Hier waren das "Yello", das legendäre "Prigogine" - und die vergangenen elf Jahre das "Soda": Nun soll im April im Zuge der Sanierung der "Kaufburg" an der Friedrich-Ebert-Straße der Gebäudeteil abgerissen werden, den die Nchtschwärmer als Disco-Standort kennen.

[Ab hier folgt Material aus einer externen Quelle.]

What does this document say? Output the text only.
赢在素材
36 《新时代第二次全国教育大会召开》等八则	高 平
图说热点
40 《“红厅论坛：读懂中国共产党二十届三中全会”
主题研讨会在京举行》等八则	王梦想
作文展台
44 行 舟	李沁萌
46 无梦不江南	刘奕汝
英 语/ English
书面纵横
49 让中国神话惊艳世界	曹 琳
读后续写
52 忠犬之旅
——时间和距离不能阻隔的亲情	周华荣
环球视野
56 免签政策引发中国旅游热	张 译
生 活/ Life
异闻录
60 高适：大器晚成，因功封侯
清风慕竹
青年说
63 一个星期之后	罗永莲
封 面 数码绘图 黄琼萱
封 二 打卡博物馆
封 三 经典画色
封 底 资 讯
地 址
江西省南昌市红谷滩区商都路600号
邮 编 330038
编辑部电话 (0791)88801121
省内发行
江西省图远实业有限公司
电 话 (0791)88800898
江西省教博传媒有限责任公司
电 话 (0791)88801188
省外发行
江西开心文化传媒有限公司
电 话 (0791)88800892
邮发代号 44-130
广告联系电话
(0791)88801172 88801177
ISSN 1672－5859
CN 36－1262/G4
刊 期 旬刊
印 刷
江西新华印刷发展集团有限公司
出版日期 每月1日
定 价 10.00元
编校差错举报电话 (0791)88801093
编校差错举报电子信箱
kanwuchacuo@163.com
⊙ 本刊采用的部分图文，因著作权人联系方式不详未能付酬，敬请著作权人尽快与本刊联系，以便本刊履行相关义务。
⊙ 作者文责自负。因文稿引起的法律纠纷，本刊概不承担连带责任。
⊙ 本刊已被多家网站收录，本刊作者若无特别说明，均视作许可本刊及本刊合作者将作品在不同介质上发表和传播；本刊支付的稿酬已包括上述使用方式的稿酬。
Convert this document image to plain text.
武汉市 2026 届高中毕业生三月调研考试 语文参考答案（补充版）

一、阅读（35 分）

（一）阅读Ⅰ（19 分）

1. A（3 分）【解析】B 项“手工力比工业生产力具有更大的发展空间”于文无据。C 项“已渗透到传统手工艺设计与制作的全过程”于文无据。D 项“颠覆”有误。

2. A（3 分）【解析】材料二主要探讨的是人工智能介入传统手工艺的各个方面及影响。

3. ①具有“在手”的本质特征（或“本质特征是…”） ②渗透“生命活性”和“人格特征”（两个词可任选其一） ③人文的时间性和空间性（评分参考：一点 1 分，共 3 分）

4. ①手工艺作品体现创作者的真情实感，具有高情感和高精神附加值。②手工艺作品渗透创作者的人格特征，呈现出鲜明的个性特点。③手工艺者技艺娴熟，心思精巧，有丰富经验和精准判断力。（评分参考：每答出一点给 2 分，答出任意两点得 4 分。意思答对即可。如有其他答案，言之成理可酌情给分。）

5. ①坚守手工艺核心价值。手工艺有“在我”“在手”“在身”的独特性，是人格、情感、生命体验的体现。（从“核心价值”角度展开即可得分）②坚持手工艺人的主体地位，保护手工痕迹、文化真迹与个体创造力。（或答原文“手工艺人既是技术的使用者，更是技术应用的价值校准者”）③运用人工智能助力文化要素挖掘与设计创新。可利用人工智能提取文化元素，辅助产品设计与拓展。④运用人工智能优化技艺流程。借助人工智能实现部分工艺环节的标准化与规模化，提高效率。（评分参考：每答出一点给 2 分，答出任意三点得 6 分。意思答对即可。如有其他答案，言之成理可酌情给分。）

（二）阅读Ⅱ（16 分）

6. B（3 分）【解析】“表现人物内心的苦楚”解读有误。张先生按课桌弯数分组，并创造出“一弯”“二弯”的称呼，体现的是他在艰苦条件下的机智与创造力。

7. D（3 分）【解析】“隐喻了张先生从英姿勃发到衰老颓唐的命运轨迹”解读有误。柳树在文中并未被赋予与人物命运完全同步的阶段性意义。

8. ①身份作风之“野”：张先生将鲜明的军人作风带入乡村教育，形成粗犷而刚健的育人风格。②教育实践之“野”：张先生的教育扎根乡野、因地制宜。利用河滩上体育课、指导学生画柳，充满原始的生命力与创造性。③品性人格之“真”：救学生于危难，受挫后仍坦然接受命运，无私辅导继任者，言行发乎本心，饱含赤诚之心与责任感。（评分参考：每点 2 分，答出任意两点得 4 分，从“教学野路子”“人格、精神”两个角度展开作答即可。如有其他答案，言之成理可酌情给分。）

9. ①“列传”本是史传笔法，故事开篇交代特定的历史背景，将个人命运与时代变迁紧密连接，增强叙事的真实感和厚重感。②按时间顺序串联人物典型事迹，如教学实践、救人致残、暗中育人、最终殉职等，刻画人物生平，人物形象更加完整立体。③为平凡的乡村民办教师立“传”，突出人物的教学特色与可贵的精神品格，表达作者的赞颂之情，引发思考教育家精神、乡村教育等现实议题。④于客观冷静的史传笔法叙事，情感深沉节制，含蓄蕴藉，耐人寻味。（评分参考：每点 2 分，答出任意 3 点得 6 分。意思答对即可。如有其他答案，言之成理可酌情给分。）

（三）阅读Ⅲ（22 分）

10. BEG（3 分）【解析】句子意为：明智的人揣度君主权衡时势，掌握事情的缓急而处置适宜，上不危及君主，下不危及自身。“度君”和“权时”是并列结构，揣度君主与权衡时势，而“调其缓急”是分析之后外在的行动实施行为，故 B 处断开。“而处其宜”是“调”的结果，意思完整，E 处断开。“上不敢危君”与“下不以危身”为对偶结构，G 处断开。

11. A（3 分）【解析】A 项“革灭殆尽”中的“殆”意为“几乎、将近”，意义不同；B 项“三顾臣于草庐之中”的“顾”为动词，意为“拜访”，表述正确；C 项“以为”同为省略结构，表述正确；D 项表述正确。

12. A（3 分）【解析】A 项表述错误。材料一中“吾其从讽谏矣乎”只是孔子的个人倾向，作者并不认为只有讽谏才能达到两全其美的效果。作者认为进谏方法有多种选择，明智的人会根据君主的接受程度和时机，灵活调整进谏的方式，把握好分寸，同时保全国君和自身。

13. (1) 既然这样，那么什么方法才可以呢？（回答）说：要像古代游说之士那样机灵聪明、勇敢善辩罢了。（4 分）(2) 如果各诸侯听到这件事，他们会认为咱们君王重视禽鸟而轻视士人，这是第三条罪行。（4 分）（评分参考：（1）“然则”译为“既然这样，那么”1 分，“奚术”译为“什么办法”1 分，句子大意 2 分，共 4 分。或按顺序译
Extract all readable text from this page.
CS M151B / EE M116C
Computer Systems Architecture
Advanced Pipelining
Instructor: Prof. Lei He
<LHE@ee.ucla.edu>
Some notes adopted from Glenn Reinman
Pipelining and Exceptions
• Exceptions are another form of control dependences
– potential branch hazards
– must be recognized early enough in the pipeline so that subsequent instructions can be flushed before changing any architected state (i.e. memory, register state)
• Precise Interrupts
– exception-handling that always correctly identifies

Kassel. Seit Anfang der 80er Jahre steht der markante rote Ziegelbau mit seinen Erkern und der zinnenartig ausgeprägter Dachform an der Friedrich-Ebert-Straße. Konzipiert mit sechs Büros und Praxen, 16 Ladenlokalen und über 48 Wohnungen. Während die Nutzung der „Kaufburg“ als Ladenpassage aufgrund der architektonischen Eigenheiten nie richtig in Fahrt kam, war die gastronomische Nutzung von Erfolg gekrönt: Als Disco-Legende Frank Rusteberg 1987 das „Prigogine“ als Nachfolger seines legendären „Yello“ an gleicher Stelle eröffnete, kamen die Nachtschwärmer aus dem Staunen nicht raus: Architekt Christian Hunziker hatte mit der französischen Bildhauerin Francoise Joilevt dem Zweckbau eine fantasievolle Raumgestaltung entgegengesetzt. Verschnörkelte Kunstschmiedearbeiten und grottenartige Wandverläufe kennzeichneten das „Prigo“ – und die Nächte dort waren lang und ausschweifend. Den Ball nahm vor elf Jahren das Soda auf: Glamour und eine ausgetüftelte Lichttechnik boten den Rahmen für zahlreiche gute Parties. Vor zwei Jahren dann lief der Mietvertrag der Betreiber Karl Börries und Georg Brechtken aus, wurde seitdem vom Inhaber Dr. Dr. Helmut Wagner (Gründer und Inhaber des Labors „wagnerstibbe“) nur monatlich verlängert, da man an einer neuen Nutzung für das Gebäude mit seinen 7789 Quadratmetern Gesamtfläche feilte. Die scheint jetzt gefunden: Das „Soda“ feiert mit drei großen Parties im März seinen Abschied aus dem Kasseler Nachtleben, der Mietvertrag wird nicht verlängert. „Wir hatte gute Jahre und tolle Nächte – leider endet die Ära Soda nun. Aber jetzt wollen wir es noch drei Mal richtig krachen lassen – und danach sieht man sich sicher auf einen Gin-Tonic irgendwo“, prophezeit Karl Börries, der mit seinem Geschäftspartner Georg Brechtken auch die Discos „York“ und „Club22“ betreibt. Nach Informationen des EXTRA TIPs soll der vorgesetzte Gebäudeteil, der den Eingangsbereich der Disko bildet, abgerissen werden. Den davorliegenden Platz hatte die Stadt Kassel, im Zuge der Neugestaltung der Friedrich-Ebert-Straße, als kleinen Stadtplatz sehr ansprechend angelegt.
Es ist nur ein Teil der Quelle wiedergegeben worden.